Artists told to knock down ‘beach house installation’ built on roof without planning permission
PUBLISHED: 07:00 03 August 2016 | UPDATED: 08:59 03 August 2016
Hackney Council has ordered an arts organisation to knock down a “beach house” constructed on its roof last year without planning permission.
The structure – which is made out of used drinks cartons recycled into corrugated sheets – has been constructed on the Hoxton Docks artists’ studio complex Art House, in Laburnum Street, next to Haggerston Baths and the Regent’s Canal. It was to be the first of a series of “art meets architecture” houses built on top of the roof.
Ravi Patel from Hoxton Docks says the group planned a “visual artistic installation” inside the hut about “man’s relationship with the sea” for the Open House London exhibition next month. But officers from Hackney Council claim the “beach house” is in fact residential accommodation and have ordered its demolition.
Retrospective planning permission applied for by the building’s owner Shiva Ltd was refused, and the matter is now being dealt with by the government’s Planning Inspectorate after Shiva Ltd appealed the decision.

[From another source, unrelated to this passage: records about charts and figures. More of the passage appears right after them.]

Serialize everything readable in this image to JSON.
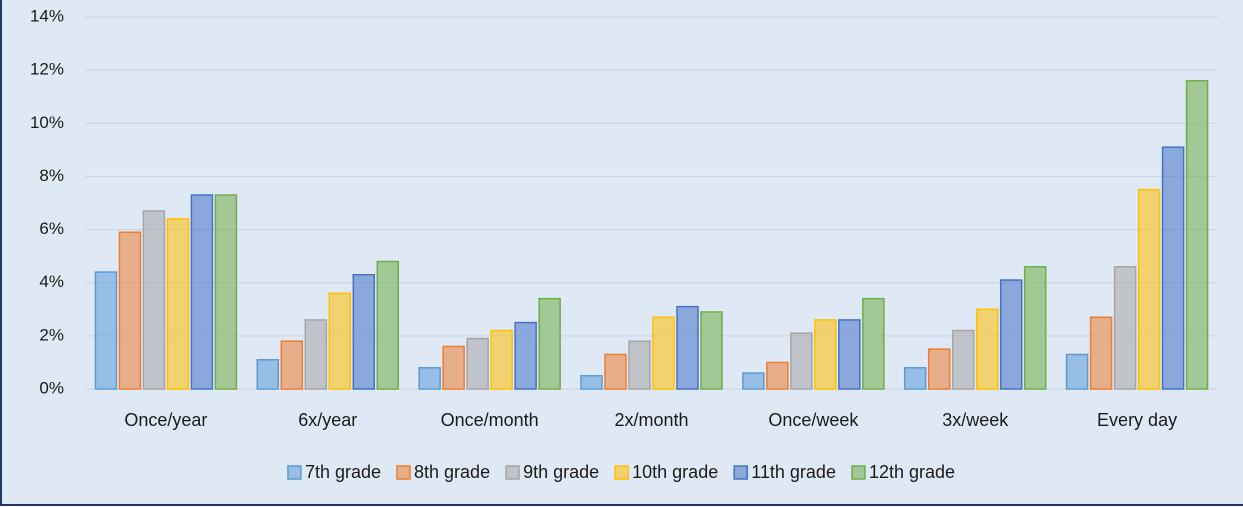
{
  "chart_data": {
    "type": "bar",
    "categories": [
      "Once/year",
      "6x/year",
      "Once/month",
      "2x/month",
      "Once/week",
      "3x/week",
      "Every day"
    ],
    "series": [
      {
        "name": "7th grade",
        "color": "#5b9bd5",
        "values": [
          4.4,
          1.1,
          0.8,
          0.5,
          0.6,
          0.8,
          1.3
        ]
      },
      {
        "name": "8th grade",
        "color": "#ed7d31",
        "values": [
          5.9,
          1.8,
          1.6,
          1.3,
          1.0,
          1.5,
          2.7
        ]
      },
      {
        "name": "9th grade",
        "color": "#a5a5a5",
        "values": [
          6.7,
          2.6,
          1.9,
          1.8,
          2.1,
          2.2,
          4.6
        ]
      },
      {
        "name": "10th grade",
        "color": "#ffc000",
        "values": [
          6.4,
          3.6,
          2.2,
          2.7,
          2.6,
          3.0,
          7.5
        ]
      },
      {
        "name": "11th grade",
        "color": "#4472c4",
        "values": [
          7.3,
          4.3,
          2.5,
          3.1,
          2.6,
          4.1,
          9.1
        ]
      },
      {
        "name": "12th grade",
        "color": "#70ad47",
        "values": [
          7.3,
          4.8,
          3.4,
          2.9,
          3.4,
          4.6,
          11.6
        ]
      }
    ],
    "ylim": [
      0,
      14
    ],
    "yticks": [
      {
        "value": 0,
        "label": "0%"
      },
      {
        "value": 2,
        "label": "2%"
      },
      {
        "value": 4,
        "label": "4%"
      },
      {
        "value": 6,
        "label": "6%"
      },
      {
        "value": 8,
        "label": "8%"
      },
      {
        "value": 10,
        "label": "10%"
      },
      {
        "value": 12,
        "label": "12%"
      },
      {
        "value": 14,
        "label": "14%"
      }
    ],
    "grid": true,
    "legend": "bottom"
  }
}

Mr Patel said: “We built it as a temporary structure. We weren’t under the impression we needed planning permission. The council saw it and said you need planning permission. Subsequently we made the application and everything has unfolded.

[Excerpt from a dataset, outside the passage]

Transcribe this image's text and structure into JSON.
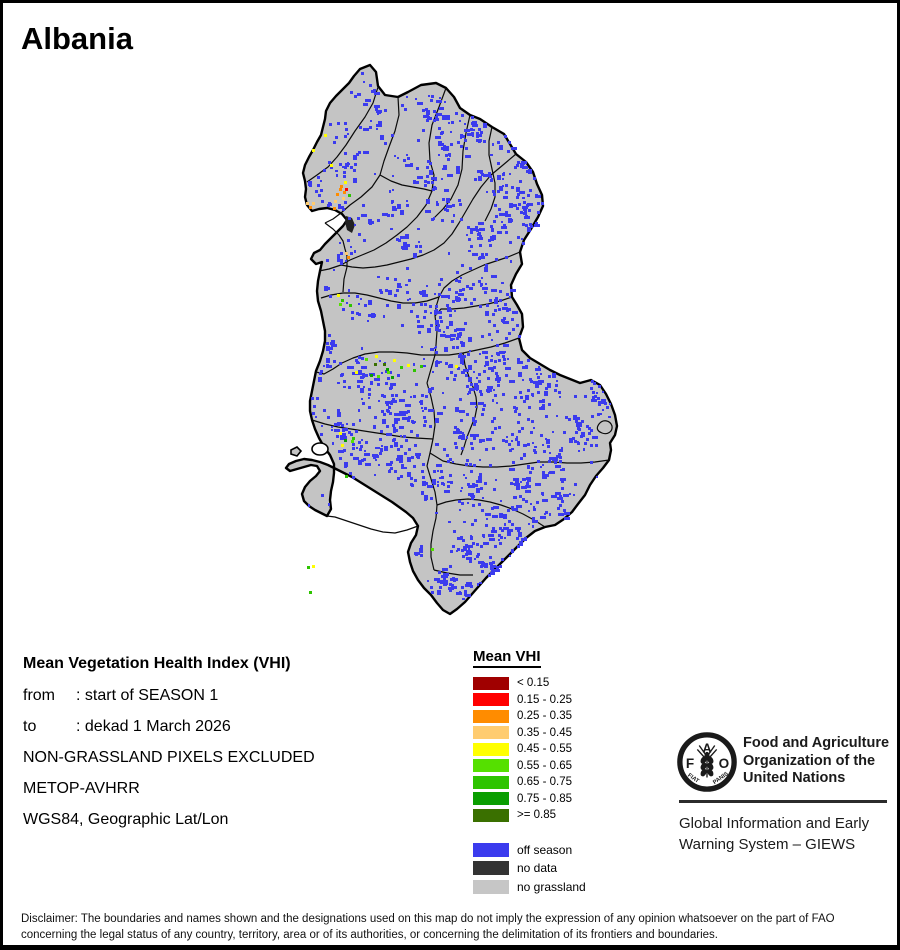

“We are trying to instigate thought in the way developers should be thinking about buildings, and that’s the situation we find ourselves in.
“The structures will be temporary, use recycled materials and have the potential for wider application in fast-build, low-cost housing – such as in refugee or disaster-relief areas.”
A council spokesman confirmed the retrospective application had been refused in November and an enforcement notice served to knock it down – which has been appealed.